4.9 Data synthesis and analysis
The extracted data will be entered into a Microsoft Excel Database and then imported into STATA version 14.0 (Stata Corp LLC, Texas, USA) software with packages of Meta-analysis for further analysis. The researchers will perform a narrative description of the study population, the studies included, the risk factors identified, and the cause for malaria infection as well as the outcome characteristics. We will use tables and figures to summarize the selected studies and results.
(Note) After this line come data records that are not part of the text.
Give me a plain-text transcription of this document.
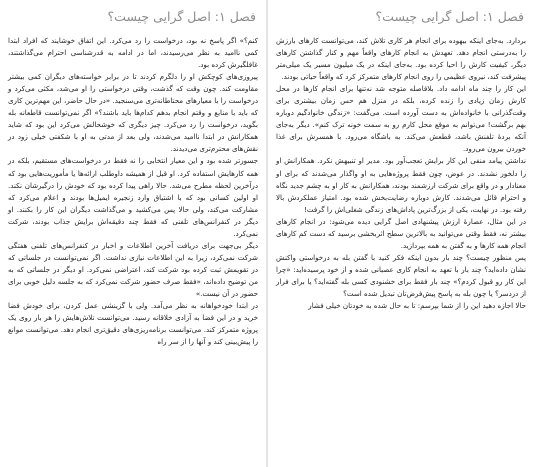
فصل ۱: اصل گرایی چیست؟

کنم؟» اگر پاسخ نه بود، درخواست را رد می‌کرد. این اتفاق خوشایند که افراد ابتدا کمی ناامید به نظر می‌رسیدند، اما در ادامه به قدرشناسی احترام می‌گذاشتند، غافلگیرش کرده بود.

پیروزی‌های کوچکش او را دلگرم کردند تا در برابر خواسته‌های دیگران کمی بیشتر مقاومت کند. چون وقت که گذشت، وقتی درخواستی را او می‌شد، مکثی می‌کرد و درخواست را با معیارهای محتاطانه‌تری می‌سنجید. «در حال حاضر، این مهم‌ترین کاری که باید با منابع و وقتم انجام بدهم کدام‌ها باید باشند؟» اگر نمی‌توانست قاطعانه بله بگوید، درخواست را رد می‌کرد. چیز دیگری که خوشحالش می‌کرد این بود که شاید همکارانش در ابتدا ناامید می‌شدند، ولی بعد از مدتی به او با شکفتی خیلی زود در نقش‌های محترم‌تری می‌دیدند.

جسورتر شده بود و این معیار انتخابی را نه فقط در درخواست‌های مستقیم، بلکه در همه کارهایش استفاده کرد. او قبل از همیشه داوطلب ارائه‌ها یا مأموریت‌هایی بود که درآخرین لحظه مطرح می‌شد. حالا راهی پیدا کرده بود که خودش را درگیرشان نکند. او اولین کسانی بود که با اشتیاق وارد زنجیره ایمیل‌ها بودند و اعلام می‌کرد که مشارکت می‌کند، ولی حالا پس می‌کشید و می‌گذاشت دیگران این کار را بکنند. او دیگر در کنفرانس‌های تلفنی که فقط چند دقیقه‌اش برایش جذاب بودند، شرکت نمی‌کرد.

دیگر بی‌جهت برای دریافت آخرین اطلاعات و اخبار در کنفرانس‌های تلفنی هفتگی شرکت نمی‌کرد، زیرا به این اطلاعات نیازی نداشت. اگر نمی‌توانست در جلساتی که در تقویمش ثبت کرده بود شرکت کند، اعتراضی نمی‌کرد. او دیگر در جلساتی که به من توضیح داده‌اند، «فقط صرف حضور شرکت نمی‌کرد که به جلسه دلیل خوبی برای حضور در آن نیست.»

در ابتدا خودخواهانه به نظر می‌آمد. ولی با گزینشی عمل کردن، برای خودش فضا خرید و در این فضا به آزادی خلاقانه رسید. می‌توانست تلاش‌هایش را هر بار روی یک پروژه متمرکز کند. می‌توانست برنامه‌ریزی‌های دقیق‌تری انجام دهد. می‌توانست موانع را پیش‌بینی کند و آنها را از سر راه

فصل ۱: اصل گرایی چیست؟

بردارد. به‌جای اینکه بیهوده برای انجام هر کاری تلاش کند، می‌توانست کارهای بارزش را به‌درستی انجام دهد. تعهدش به انجام کارهای واقعاً مهم و کنار گذاشتن کارهای دیگر، کیفیت کارش را احیا کرده بود. به‌جای اینکه در یک میلیون مسیر یک میلی‌متر پیشرفت کند، نیروی عظیمی را روی انجام کارهای متمرکز کرد که واقعاً حیاتی بودند.

این کار را چند ماه ادامه داد. بلافاصله متوجه شد نه‌تنها برای انجام کارها در محل کارش زمان زیادی را زنده کرده، بلکه در منزل هم حس زمان بیشتری برای وقت‌گذرانی با خانواده‌اش به دست آورده است. می‌گفت: «زندگی خانوادگیم دوباره بهم برگشت! می‌توانم به موقع محل کارم رو به سمت خونه ترک کنم». دیگر به‌جای آنکه بردهٔ تلفنش باشد، قطعش می‌کند. به باشگاه می‌رود. با همسرش برای غذا خوردن بیرون می‌رود.

نداشتن پیامد منفی این کار برایش تعجب‌آور بود. مدیر او تنبیهش نکرد. همکارانش او را دلخور نشدند. در عوض، چون فقط پروژه‌هایی به او واگذار می‌شدند که برای او معنادار و در واقع برای شرکت ارزشمند بودند، همکارانش به کار او به چشم جدید نگاه و احترام قائل می‌شدند. کارش دوباره رضایت‌بخش شده بود. امتیاز عملکردش بالا رفته بود. در نهایت، یکی از بزرگ‌ترین پاداش‌های زندگی شغلی‌اش را گرفت!

در این مثال، عصارهٔ ارزش پیشنهادی اصل گرایی دیده می‌شود: در انجام کارهای بیشتر نه، فقط وقتی می‌توانید به بالاترین سطح اثربخشی برسید که دست کم کارهای انجام همه کارها و به گفتن به همه بپردازید.

پس منظور چیست؟ چند بار بدون اینکه فکر کنید با گفتن بله به درخواستی واکنش نشان داده‌اید؟ چند بار با تعهد به انجام کاری عصبانی شده و از خود پرسیده‌اید: «چرا این کار رو قبول کردم؟» چند بار فقط برای خشنودی کسی بله گفته‌اید؟ یا برای فرار از دردسر؟ یا چون بله به پاسخ پیش‌فرض‌تان تبدیل شده است؟

حالا اجازه دهید این را از شما بپرسم: تا به حال شده به خودتان خیلی فشار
The pooled prevalence of malaria among children under five in Ethiopia will be demonstrated using the random effect model [25]. The Freeman Tuckey variant of the arcsine square root transformation of proportions will be fitted to avoid variance instability when handling proportions close to one [26]. We will assess heterogeneity by using chi-squared test on Cochran’s Q statistic with a 5% level of statistical significance [26] and I2 statistic test [27], assuming that I2 value of 25%, 50%, and 75% being representative of low, moderate, and high heterogeneity, respectively [27]. If the heterogeneity is significant (I2 > 75%), then, we will conduct subgroup analyses and meta-regression to investigate sources of heterogeneity.
Publication bias will be examined by the visual inspection of funnel plots [28] and Egger’s test [29]. A p value < 0.10 will be considered indicative of statistically significant publication bias. Thus, if there is evidence of publication bias, we will use Duval and Tweedie’s trim-and-fill method [30].
For factors associated with malaria among under-five children; two-by-two tables will be constructed (if possible), the odds ratio with 95% confidence interval will be calculated. Then, the statistically significance level will be declared at a p-value less than 0.05. However, if the meta-analysis is not possible, we will conduct narrative synthesis.
4.10 Subgroup and sensitivity analyses
Sub-group analysis will be performed based on study design, sample size, regions or state, year of publication, quality of studies, and study settings of included studies. by years of publication, study setting, study design, and sample size of the studies. Finally, to conduct sensitivity analysis, we will assess the stability or robustness of the pooled estimates to outliers and the impact of individual studies [30].